# Key Winding



## brains (Apr 29, 2011)

Generally speaking (very generally!!) when did key winding of pocket watches stop and when did they start making those not needing a key to wind? Thanks


----------



## Julian Latham (Jul 25, 2005)

This link may help answer your question.


----------



## AlanJohn (Mar 17, 2011)

1850 is when the first keyless watches came on the market, but I have a Graves English Lever that is 1910 which is a key wound watch, so they carried on making keyed watches in Britian at least for at least 60 years after the first keyless watch.

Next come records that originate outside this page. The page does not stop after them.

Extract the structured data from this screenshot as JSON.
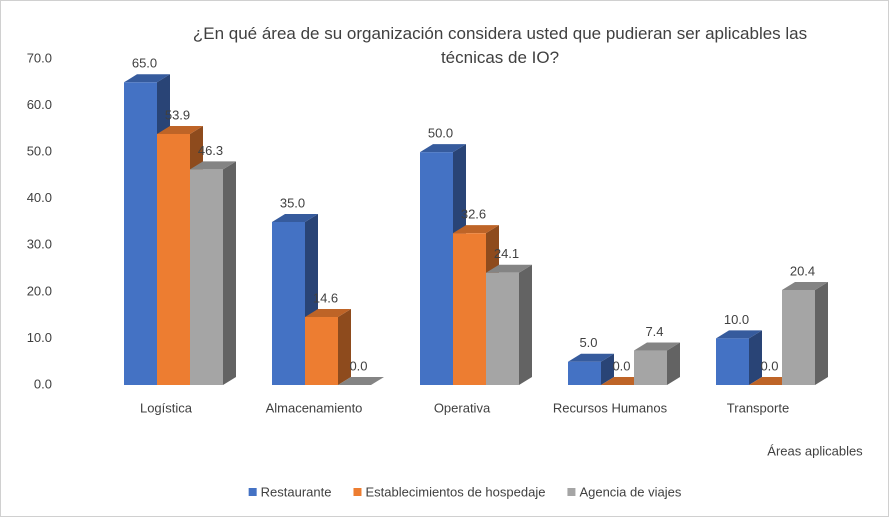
{
  "chart_data": {
    "type": "bar3d",
    "title": "¿En qué área de su organización considera usted que pudieran ser aplicables las técnicas de IO?",
    "x_label": "Áreas  aplicables",
    "categories": [
      "Logística",
      "Almacenamiento",
      "Operativa",
      "Recursos Humanos",
      "Transporte"
    ],
    "series": [
      {
        "name": "Restaurante",
        "color": "#4472c4",
        "values": [
          65.0,
          35.0,
          50.0,
          5.0,
          10.0
        ],
        "value_labels": [
          "65.0",
          "35.0",
          "50.0",
          "5.0",
          "10.0"
        ]
      },
      {
        "name": "Establecimientos de hospedaje",
        "color": "#ed7d31",
        "values": [
          53.9,
          14.6,
          32.6,
          0.0,
          0.0
        ],
        "value_labels": [
          "53.9",
          "14.6",
          "32.6",
          "0.0",
          "0.0"
        ]
      },
      {
        "name": "Agencia de viajes",
        "color": "#a5a5a5",
        "values": [
          46.3,
          0.0,
          24.1,
          7.4,
          20.4
        ],
        "value_labels": [
          "46.3",
          "0.0",
          "24.1",
          "7.4",
          "20.4"
        ]
      }
    ],
    "ylim": [
      0,
      70
    ],
    "yticks": [
      {
        "value": 0,
        "label": "0.0"
      },
      {
        "value": 10,
        "label": "10.0"
      },
      {
        "value": 20,
        "label": "20.0"
      },
      {
        "value": 30,
        "label": "30.0"
      },
      {
        "value": 40,
        "label": "40.0"
      },
      {
        "value": 50,
        "label": "50.0"
      },
      {
        "value": 60,
        "label": "60.0"
      },
      {
        "value": 70,
        "label": "70.0"
      }
    ],
    "legend": "bottom"
  }
}
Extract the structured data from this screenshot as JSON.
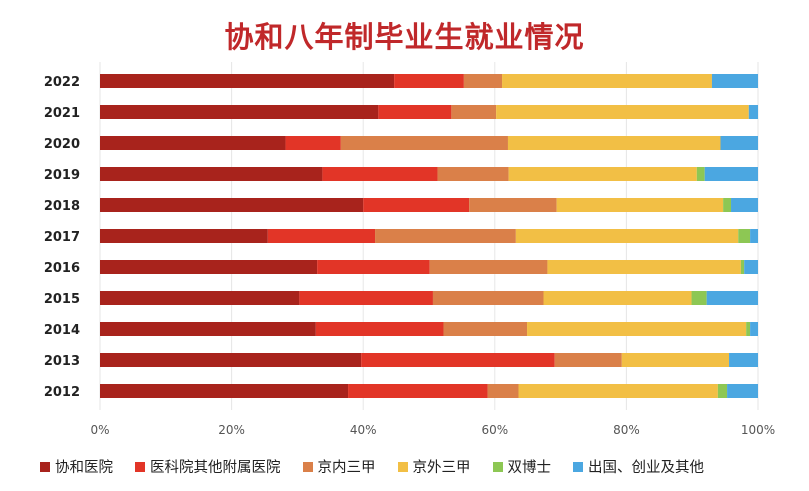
{
  "chart_data": {
    "type": "bar",
    "orientation": "horizontal",
    "stacked": "percent",
    "title": "协和八年制毕业生就业情况",
    "categories": [
      "2022",
      "2021",
      "2020",
      "2019",
      "2018",
      "2017",
      "2016",
      "2015",
      "2014",
      "2013",
      "2012"
    ],
    "xlim": [
      0,
      100
    ],
    "xticks": [
      "0%",
      "20%",
      "40%",
      "60%",
      "80%",
      "100%"
    ],
    "grid": true,
    "legend_position": "bottom",
    "series": [
      {
        "name": "协和医院",
        "color": "#a8231c",
        "values": [
          44.7,
          42.3,
          28.2,
          33.8,
          40.0,
          25.5,
          33.0,
          30.3,
          32.8,
          39.7,
          37.7
        ]
      },
      {
        "name": "医科院其他附属医院",
        "color": "#e23527",
        "values": [
          10.6,
          11.1,
          8.4,
          17.5,
          16.1,
          16.3,
          17.1,
          20.3,
          19.4,
          29.4,
          21.2
        ]
      },
      {
        "name": "京内三甲",
        "color": "#da8049",
        "values": [
          5.8,
          6.8,
          25.4,
          10.8,
          13.3,
          21.4,
          17.9,
          16.8,
          12.7,
          10.2,
          4.7
        ]
      },
      {
        "name": "京外三甲",
        "color": "#f2bf45",
        "values": [
          31.9,
          38.4,
          32.3,
          28.6,
          25.3,
          33.8,
          29.4,
          22.5,
          33.3,
          16.3,
          30.3
        ]
      },
      {
        "name": "双博士",
        "color": "#8dc754",
        "values": [
          0,
          0,
          0,
          1.2,
          1.2,
          1.8,
          0.5,
          2.3,
          0.6,
          0,
          1.4
        ]
      },
      {
        "name": "出国、创业及其他",
        "color": "#4ba7e1",
        "values": [
          7.0,
          1.4,
          5.7,
          8.1,
          4.1,
          1.2,
          2.1,
          7.8,
          1.2,
          4.4,
          4.7
        ]
      }
    ]
  }
}
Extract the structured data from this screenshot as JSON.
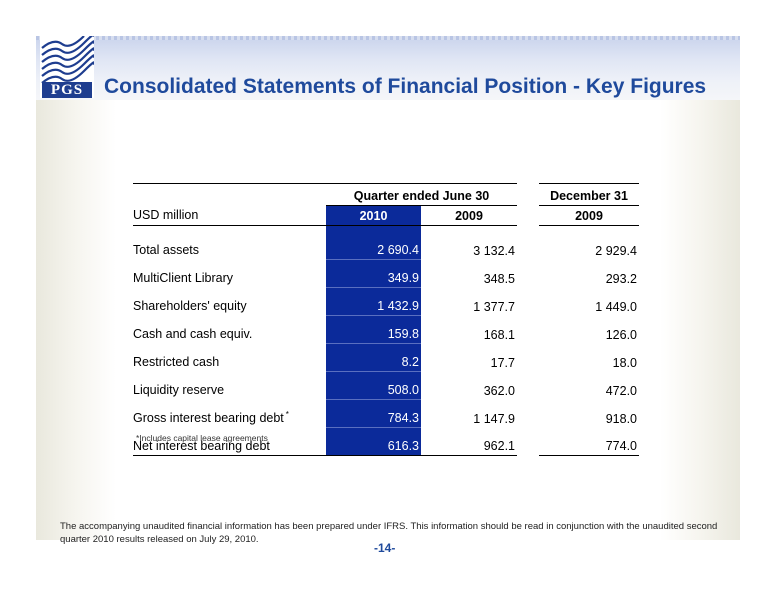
{
  "logo": {
    "text": "PGS"
  },
  "title": "Consolidated Statements of Financial Position - Key Figures",
  "table": {
    "group_quarter": "Quarter ended June 30",
    "group_december": "December 31",
    "unit_label": "USD million",
    "col_2010": "2010",
    "col_2009": "2009",
    "col_dec_2009": "2009",
    "rows": [
      {
        "label": "Total assets",
        "marker": "",
        "v2010": "2 690.4",
        "v2009": "3 132.4",
        "dec2009": "2 929.4"
      },
      {
        "label": "MultiClient Library",
        "marker": "",
        "v2010": "349.9",
        "v2009": "348.5",
        "dec2009": "293.2"
      },
      {
        "label": "Shareholders' equity",
        "marker": "",
        "v2010": "1 432.9",
        "v2009": "1 377.7",
        "dec2009": "1 449.0"
      },
      {
        "label": "Cash and cash equiv.",
        "marker": "",
        "v2010": "159.8",
        "v2009": "168.1",
        "dec2009": "126.0"
      },
      {
        "label": "Restricted cash",
        "marker": "",
        "v2010": "8.2",
        "v2009": "17.7",
        "dec2009": "18.0"
      },
      {
        "label": "Liquidity reserve",
        "marker": "",
        "v2010": "508.0",
        "v2009": "362.0",
        "dec2009": "472.0"
      },
      {
        "label": "Gross interest bearing debt",
        "marker": "*",
        "v2010": "784.3",
        "v2009": "1 147.9",
        "dec2009": "918.0"
      },
      {
        "label": "Net interest bearing debt",
        "marker": "",
        "v2010": "616.3",
        "v2009": "962.1",
        "dec2009": "774.0"
      }
    ]
  },
  "footnote": "*Includes capital lease agreements",
  "disclaimer": "The accompanying unaudited financial information has been prepared under IFRS. This information should be read in conjunction with the unaudited second quarter 2010 results released on July 29, 2010.",
  "page_number": "-14-",
  "colors": {
    "brand_blue": "#1f4a9c",
    "highlight_column": "#0b2a9a"
  }
}
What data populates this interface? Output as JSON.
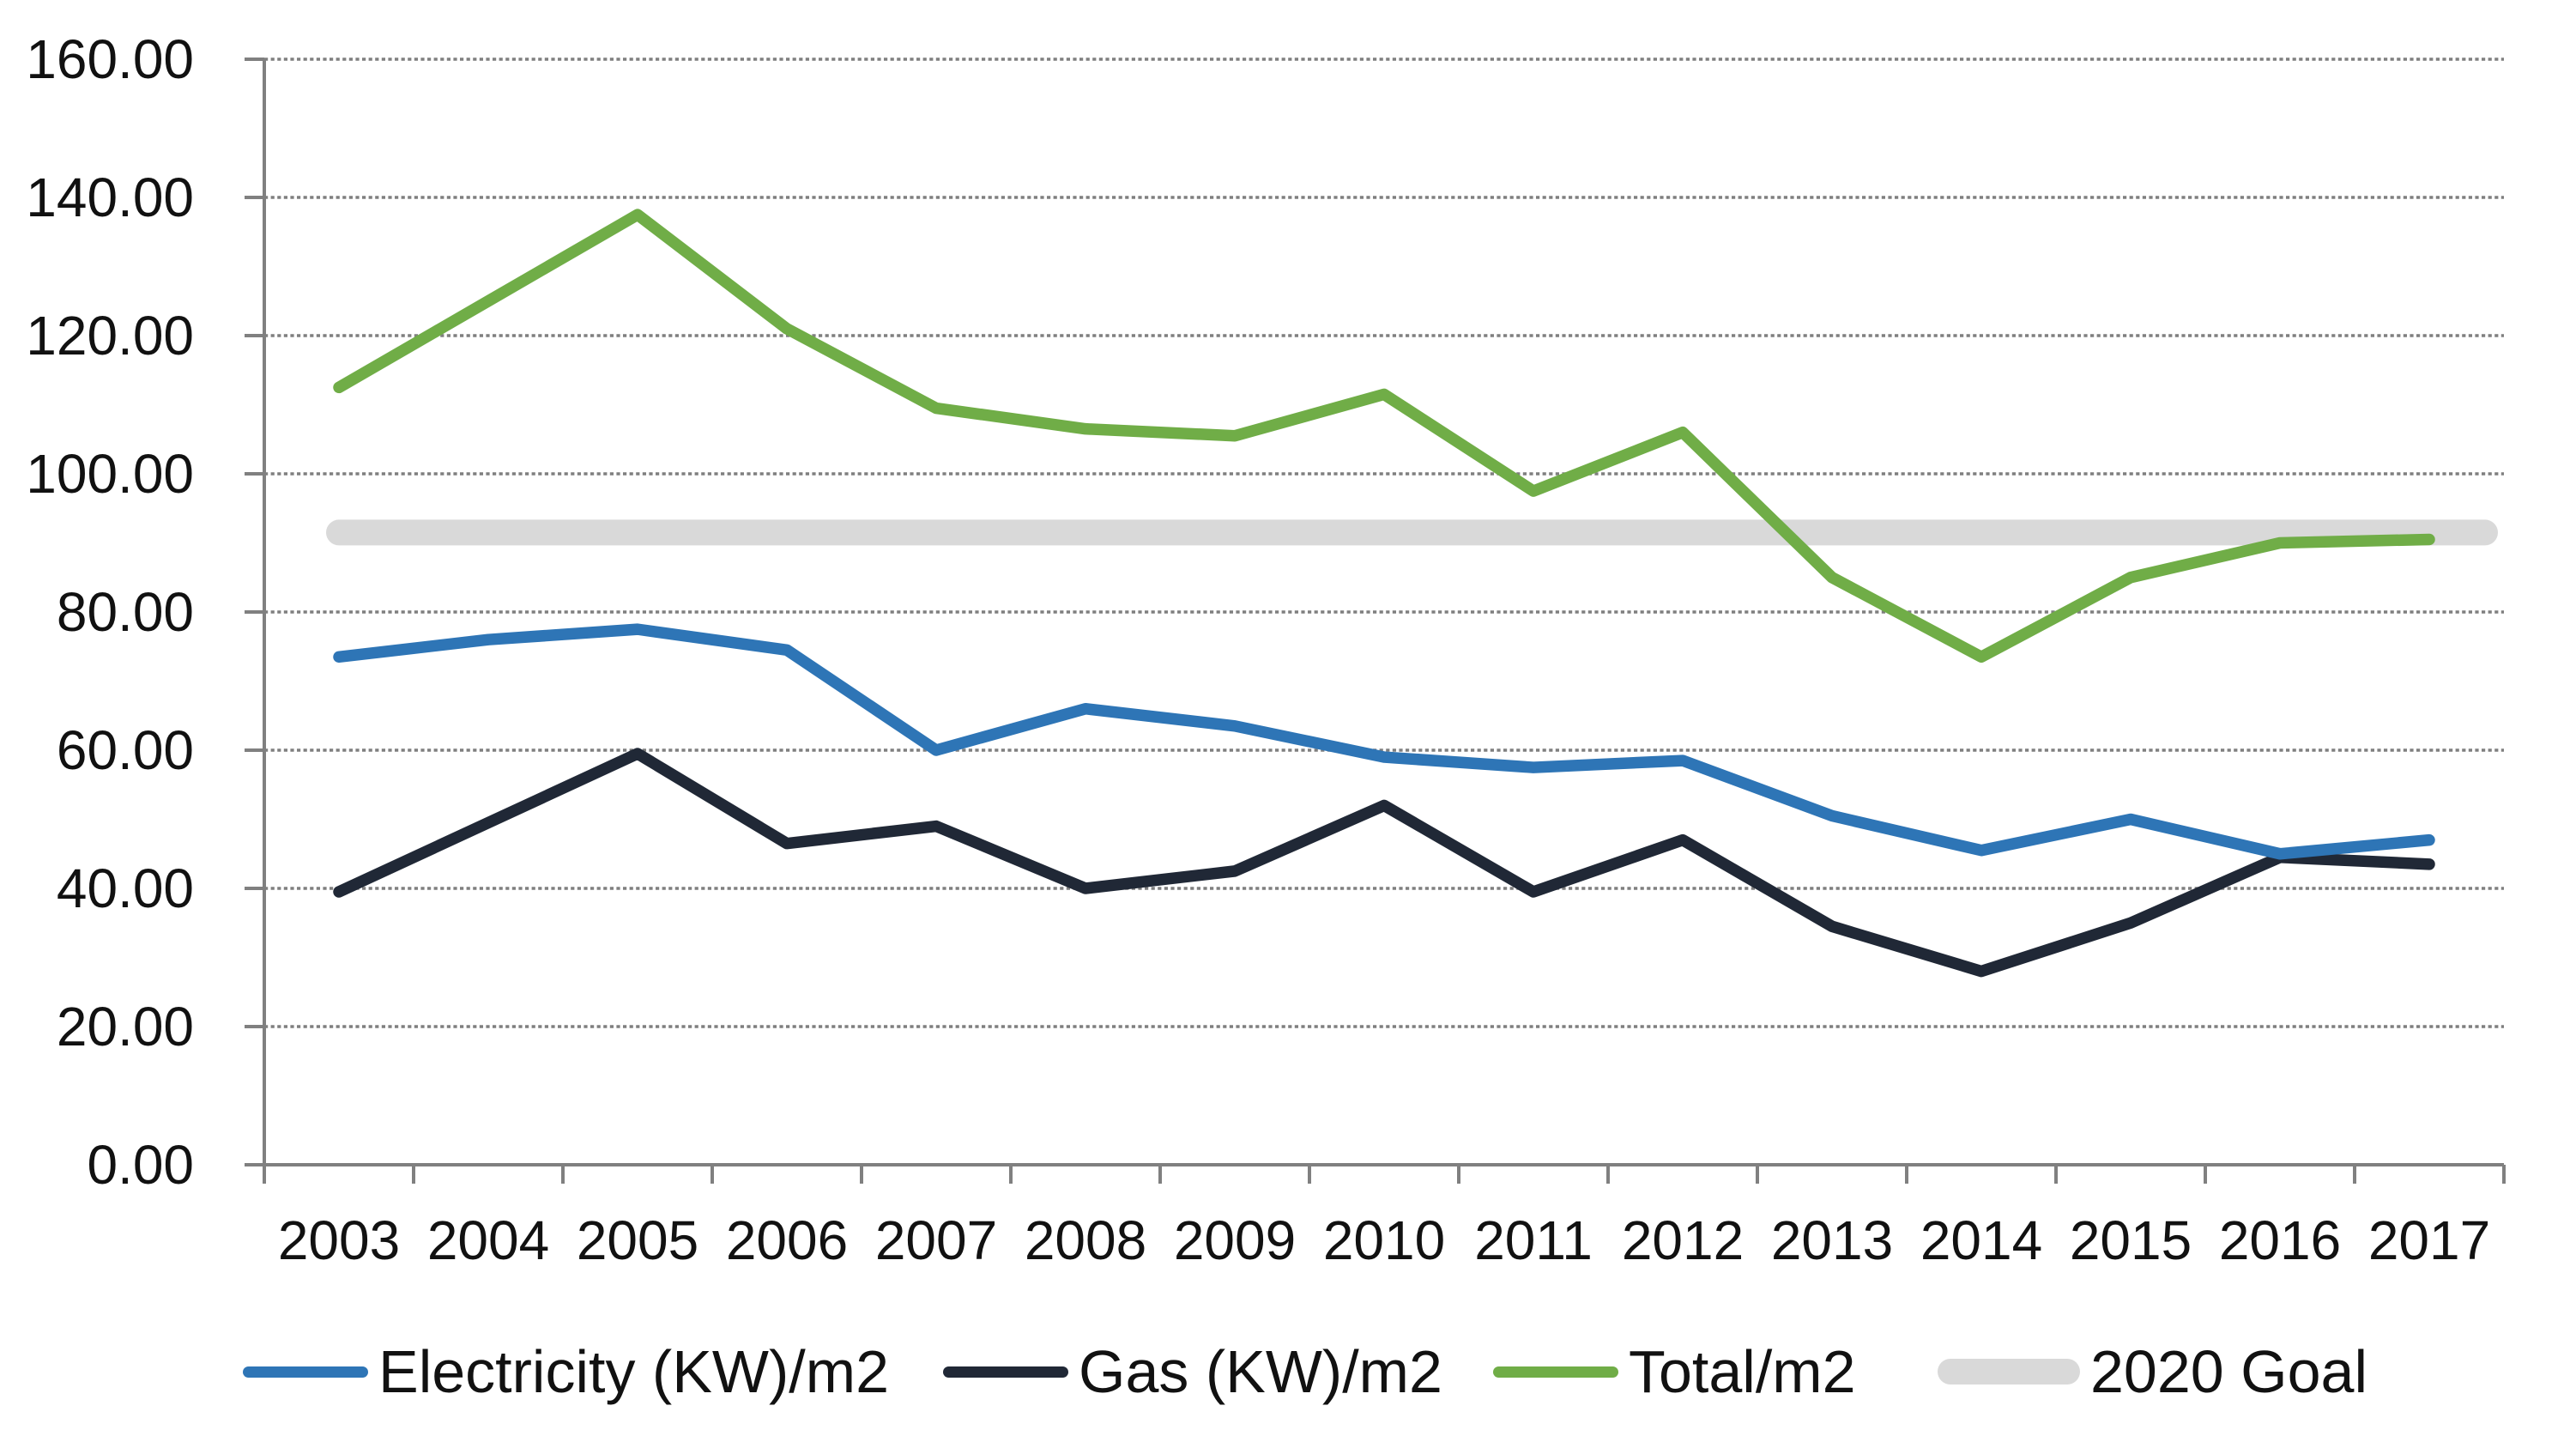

I think the Americans were quicker to adapt to the keyless watch than the British.


----------



## brains (Apr 29, 2011)

Thank you!


----------



## ValvesRule (May 20, 2009)

AlanJohn said:


> 1850 is when the first keyless watches came on the market, but I have a Graves English Lever that is 1910 which is a key wound watch, so they carried on making keyed watches in Britian at least for at least 60 years after the first keyless watch.
> 
> I think the Americans were quicker to adapt to the keyless watch than the British.


1922 here.


----------



## Shangas (Jan 27, 2008)

Keyless technology (as it was called back then), was developed in the 1830s or 1840s, I believe. It didn't finally become practical until about 1850. The very first keyless watches were sold to the public (or at least, displayed to them) at the Great Exhibition of 1851 in London.


----------